When and how did you first fall in love with art?
I was seven when I discovered I could draw, and from there I started looking at famous artists in a magazine collection my grandmother’s friend gave to me. I was hooked and shortly after started experimenting with oil paint, with an art practice stemming from a Fine Art degree, and which now spans 28 years.
Can you tell us something special about your studio?
I’m based the Victorian Southern Highlands and my studio is set up at the top of our barn shed. Whenever I paint I open the French doors on the balcony, and have the wonderful luxury of being accompanied by birdsong.
What does a typical day in the studio involve and when do you feel your most creative?
I drop my kids off at school and then head straight into the studio to paint. I paint every day except on the weekend. I would love to say I’m able to paint whenever I feel inspired, but in truth sometimes I simply have deadlines to meet. Even then painting remains a joy for me and always will be no matter how big the workload.
What inspires you?
I paint still lifes, with inspiration derived from things such as food as it is something I feel everyone can connect with. I like to bring the ordinary forward and encourage people to look at things in a new and elevated way.
Is there a particular material you prefer to use?
I have only ever used oils, as they are rich and movable on the canvas. I like painting Alla Prima, so the longer the paint stays wet the better.
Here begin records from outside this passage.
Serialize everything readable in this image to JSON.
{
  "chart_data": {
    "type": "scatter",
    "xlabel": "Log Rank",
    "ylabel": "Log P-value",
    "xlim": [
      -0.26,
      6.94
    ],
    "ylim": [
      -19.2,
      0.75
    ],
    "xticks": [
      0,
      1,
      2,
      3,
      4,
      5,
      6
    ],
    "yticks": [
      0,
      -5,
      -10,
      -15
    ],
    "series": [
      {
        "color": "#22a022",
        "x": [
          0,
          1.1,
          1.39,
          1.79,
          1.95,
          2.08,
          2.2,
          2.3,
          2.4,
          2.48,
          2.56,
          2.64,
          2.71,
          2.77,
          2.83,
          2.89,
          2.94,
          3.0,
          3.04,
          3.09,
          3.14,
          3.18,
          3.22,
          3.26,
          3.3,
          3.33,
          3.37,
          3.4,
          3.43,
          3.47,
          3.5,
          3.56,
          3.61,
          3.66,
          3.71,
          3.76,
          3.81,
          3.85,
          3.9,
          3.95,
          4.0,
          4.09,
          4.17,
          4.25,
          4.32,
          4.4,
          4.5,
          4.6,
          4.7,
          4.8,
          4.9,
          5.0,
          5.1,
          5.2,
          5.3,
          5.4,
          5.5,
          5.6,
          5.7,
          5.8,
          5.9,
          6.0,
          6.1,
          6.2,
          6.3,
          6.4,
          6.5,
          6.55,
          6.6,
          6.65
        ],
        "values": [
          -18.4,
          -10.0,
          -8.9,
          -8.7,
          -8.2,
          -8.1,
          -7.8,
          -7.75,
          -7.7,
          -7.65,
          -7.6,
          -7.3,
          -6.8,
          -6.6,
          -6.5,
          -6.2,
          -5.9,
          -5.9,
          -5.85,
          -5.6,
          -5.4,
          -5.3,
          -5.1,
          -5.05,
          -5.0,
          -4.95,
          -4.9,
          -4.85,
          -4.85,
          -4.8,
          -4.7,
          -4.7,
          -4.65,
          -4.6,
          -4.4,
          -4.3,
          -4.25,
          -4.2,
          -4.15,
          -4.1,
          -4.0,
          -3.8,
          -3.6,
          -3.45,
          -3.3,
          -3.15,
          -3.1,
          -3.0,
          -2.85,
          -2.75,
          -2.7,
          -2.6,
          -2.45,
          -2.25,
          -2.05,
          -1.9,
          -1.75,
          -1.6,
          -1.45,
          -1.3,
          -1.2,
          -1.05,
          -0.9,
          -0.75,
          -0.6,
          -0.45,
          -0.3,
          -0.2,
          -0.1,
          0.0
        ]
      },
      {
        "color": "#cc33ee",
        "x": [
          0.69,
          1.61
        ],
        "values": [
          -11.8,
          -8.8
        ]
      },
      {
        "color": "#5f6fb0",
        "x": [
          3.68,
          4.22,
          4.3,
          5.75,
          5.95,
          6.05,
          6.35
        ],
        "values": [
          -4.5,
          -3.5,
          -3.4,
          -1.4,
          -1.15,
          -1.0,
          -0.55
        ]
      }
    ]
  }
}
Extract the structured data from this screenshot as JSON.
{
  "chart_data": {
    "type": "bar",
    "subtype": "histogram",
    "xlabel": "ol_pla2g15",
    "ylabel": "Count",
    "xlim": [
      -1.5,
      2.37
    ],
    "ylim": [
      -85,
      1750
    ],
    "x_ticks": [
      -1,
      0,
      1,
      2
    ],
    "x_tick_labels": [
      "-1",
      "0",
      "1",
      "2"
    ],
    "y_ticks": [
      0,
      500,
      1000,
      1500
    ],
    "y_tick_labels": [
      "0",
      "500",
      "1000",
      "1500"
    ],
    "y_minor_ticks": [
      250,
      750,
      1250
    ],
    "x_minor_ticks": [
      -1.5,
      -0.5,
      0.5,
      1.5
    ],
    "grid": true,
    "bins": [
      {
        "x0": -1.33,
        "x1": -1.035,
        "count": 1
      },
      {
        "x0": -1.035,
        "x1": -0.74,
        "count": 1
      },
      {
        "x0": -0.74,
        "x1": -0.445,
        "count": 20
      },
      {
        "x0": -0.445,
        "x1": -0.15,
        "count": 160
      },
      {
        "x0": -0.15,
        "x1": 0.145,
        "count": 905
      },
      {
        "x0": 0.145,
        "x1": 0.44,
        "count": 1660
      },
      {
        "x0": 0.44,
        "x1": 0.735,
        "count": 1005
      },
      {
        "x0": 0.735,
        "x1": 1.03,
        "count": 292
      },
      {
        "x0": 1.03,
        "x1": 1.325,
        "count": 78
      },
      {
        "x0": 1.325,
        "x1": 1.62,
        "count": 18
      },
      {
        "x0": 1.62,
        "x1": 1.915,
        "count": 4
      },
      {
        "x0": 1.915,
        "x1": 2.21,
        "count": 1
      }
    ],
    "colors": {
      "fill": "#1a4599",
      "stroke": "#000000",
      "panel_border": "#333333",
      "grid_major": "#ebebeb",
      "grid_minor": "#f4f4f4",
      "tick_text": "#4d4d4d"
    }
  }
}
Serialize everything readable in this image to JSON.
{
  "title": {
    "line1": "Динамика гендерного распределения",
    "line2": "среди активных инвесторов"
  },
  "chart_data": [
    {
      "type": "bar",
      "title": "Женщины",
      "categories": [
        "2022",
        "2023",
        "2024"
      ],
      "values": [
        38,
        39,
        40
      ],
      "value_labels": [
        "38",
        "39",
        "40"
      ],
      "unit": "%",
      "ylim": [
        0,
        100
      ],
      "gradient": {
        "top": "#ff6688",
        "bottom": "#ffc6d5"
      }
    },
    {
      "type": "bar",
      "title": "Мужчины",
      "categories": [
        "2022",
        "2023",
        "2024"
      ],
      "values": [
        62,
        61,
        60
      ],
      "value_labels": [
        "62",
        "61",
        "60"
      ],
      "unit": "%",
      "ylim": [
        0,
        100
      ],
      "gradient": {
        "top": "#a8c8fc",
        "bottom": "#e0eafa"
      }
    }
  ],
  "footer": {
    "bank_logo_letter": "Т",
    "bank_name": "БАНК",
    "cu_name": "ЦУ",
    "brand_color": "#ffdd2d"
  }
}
What have you been working on recently?
I recently had a solo exhibition called Sumptuous at the Sydney’s Sketch Co gallery. I’m now working on a body of work for both the Melbourne and Sydney Affordable Art Fairs.
If you could add one artwork from any time to your collection – what would it be and why?
An artwork I would have in my collection would be anything by Willem Kalf, a 17th century Dutch painter.